I want to derive the Maxwell–Boltzmann distribution using only the fundamental relation and the Boltzmann's entropy formula.
$dU=TdS-pdV\tag1$ $S=k_b ln(\Omega)\tag2$
So using only the two equations I get:
$$dS=k_b\frac{1}{\Omega} d\Omega$$
$$dS=\frac{1}{T}dU$$
$$\frac{1}{T}dU=k_b\frac{1}{\Omega} d\Omega$$ $$\frac{1}{Tk_b}dU=\frac{1}{\Omega} d\Omega$$ $$\frac{U}{Tk_b}=ln(\Omega)$$
$U=\frac{mv^2}{2}$ I also substitute the kinetic energy formula.

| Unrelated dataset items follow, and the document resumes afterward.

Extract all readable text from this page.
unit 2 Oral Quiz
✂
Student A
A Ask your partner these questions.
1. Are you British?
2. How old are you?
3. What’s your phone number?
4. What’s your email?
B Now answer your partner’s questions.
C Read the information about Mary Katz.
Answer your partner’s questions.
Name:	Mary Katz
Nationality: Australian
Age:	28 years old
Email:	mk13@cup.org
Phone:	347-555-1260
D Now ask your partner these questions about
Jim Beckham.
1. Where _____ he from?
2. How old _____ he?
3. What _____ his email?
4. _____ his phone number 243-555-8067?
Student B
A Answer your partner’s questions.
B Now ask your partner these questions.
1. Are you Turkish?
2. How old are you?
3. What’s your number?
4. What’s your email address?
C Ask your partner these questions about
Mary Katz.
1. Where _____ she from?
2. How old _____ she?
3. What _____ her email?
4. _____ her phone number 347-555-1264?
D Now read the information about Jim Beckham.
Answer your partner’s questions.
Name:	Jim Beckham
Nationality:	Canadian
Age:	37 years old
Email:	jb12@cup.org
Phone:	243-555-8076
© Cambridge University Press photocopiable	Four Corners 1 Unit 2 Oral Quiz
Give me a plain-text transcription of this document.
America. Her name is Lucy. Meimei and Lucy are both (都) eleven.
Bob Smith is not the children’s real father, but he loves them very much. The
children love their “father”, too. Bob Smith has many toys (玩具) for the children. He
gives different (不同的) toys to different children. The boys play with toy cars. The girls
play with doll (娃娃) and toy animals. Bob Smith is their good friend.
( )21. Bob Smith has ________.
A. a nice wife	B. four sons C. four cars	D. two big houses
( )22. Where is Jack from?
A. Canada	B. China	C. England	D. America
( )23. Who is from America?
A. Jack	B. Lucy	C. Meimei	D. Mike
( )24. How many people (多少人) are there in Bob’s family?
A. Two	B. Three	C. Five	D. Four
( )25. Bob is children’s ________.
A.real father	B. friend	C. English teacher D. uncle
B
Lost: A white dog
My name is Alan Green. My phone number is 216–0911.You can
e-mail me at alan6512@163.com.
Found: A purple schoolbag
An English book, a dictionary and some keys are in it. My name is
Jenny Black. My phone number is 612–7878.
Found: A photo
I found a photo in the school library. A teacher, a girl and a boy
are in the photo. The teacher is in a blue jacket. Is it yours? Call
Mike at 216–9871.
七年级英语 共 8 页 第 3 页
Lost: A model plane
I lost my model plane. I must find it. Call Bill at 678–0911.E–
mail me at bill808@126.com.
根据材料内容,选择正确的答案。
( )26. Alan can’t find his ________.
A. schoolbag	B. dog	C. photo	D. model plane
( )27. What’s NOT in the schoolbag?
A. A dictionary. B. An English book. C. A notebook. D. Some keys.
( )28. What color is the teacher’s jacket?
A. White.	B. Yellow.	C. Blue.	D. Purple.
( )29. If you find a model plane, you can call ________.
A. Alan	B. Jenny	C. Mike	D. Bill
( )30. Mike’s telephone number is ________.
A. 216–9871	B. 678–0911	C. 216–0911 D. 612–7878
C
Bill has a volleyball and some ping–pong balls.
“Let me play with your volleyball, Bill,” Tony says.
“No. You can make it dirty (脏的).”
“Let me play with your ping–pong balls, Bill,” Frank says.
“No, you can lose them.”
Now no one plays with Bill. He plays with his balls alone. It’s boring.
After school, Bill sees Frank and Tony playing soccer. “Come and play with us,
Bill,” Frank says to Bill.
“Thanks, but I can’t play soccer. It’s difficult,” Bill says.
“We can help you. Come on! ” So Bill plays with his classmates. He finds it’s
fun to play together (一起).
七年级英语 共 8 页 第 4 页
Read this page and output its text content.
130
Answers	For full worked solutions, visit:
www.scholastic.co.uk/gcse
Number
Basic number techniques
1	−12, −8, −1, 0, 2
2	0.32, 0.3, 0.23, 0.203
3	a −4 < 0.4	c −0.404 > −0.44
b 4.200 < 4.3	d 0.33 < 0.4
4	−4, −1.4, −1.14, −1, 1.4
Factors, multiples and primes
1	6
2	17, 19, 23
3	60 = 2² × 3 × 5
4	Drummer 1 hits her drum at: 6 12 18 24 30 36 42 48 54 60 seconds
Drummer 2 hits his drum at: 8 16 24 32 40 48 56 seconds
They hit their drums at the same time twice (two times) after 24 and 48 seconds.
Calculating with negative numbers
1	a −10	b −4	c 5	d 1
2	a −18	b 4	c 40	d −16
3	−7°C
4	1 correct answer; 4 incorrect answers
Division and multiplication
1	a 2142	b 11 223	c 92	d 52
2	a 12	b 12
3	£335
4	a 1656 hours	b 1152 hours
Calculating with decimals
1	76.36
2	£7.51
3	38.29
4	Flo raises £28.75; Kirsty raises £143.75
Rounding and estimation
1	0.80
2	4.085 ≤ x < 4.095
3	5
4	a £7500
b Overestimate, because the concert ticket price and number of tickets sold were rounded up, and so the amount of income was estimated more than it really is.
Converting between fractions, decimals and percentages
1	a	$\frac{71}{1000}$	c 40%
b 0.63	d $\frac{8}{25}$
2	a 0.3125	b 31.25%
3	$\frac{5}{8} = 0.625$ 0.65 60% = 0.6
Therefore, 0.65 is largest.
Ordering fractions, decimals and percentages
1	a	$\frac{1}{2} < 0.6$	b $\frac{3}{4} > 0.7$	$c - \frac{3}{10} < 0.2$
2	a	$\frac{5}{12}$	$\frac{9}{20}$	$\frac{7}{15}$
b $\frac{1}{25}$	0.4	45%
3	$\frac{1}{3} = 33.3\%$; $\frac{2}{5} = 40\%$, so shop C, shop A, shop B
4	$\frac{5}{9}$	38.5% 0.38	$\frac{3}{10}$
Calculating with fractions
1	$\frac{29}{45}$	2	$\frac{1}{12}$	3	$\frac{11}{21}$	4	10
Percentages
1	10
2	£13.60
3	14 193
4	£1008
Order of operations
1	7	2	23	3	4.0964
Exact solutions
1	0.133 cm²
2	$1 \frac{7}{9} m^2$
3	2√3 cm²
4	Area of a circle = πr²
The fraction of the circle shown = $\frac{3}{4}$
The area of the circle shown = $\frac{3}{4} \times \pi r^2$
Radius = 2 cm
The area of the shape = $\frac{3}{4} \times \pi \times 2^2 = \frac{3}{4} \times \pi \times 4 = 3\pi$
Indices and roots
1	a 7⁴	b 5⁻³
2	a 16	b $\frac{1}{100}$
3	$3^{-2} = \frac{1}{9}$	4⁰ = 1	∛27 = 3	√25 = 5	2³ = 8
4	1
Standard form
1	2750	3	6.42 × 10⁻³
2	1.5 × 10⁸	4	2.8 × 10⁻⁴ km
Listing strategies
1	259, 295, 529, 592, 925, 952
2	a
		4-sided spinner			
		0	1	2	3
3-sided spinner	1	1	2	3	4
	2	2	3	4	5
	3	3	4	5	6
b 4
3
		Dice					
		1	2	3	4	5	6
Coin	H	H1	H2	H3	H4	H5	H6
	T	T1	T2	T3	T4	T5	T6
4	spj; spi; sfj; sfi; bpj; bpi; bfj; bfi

$$\frac{mv^2}{2Tk_b}=ln(\Omega)$$
$$\Omega=exp\left(\frac{mv^2}{2Tk_b}\right)$$
$$\frac{1}{\Omega}=exp\left(\frac{-mv^2}{2Tk_b}\right)$$
$$P(v)=\frac{exp\left(\frac{-mv^2}{2Tk_b}\right)}{\sum exp\left(\frac{-mv^2}{2Tk_b}\right)}$$
$$P(v)=\frac{exp\left(\frac{-mv^2}{2Tk_b}\right)}{\displaystyle Z}$$
where ${\displaystyle Z=\sum exp\left(\frac{-mv^2}{2Tk_b}\right)}={\displaystyle Z=\sum _{i}e^{-\beta E_{i}}}$ is the canonical partition function (whatever that means).
and so
$${\displaystyle f(\mathbf {v} )~d^{3}\mathbf {v} =A\exp \left(-{\frac {mv^{2}}{2k_{\text{B}}T}}\right)~d^{3}\mathbf {v} }$$
where $A$ is the normalization constant I obtain by solving the Gaussian integral.
I want to derive it like this, because I am not yet familiar so much with statistical mechanics, but I know classical thermodynamics and I wonder if this derivation is "legal" (whatever that means).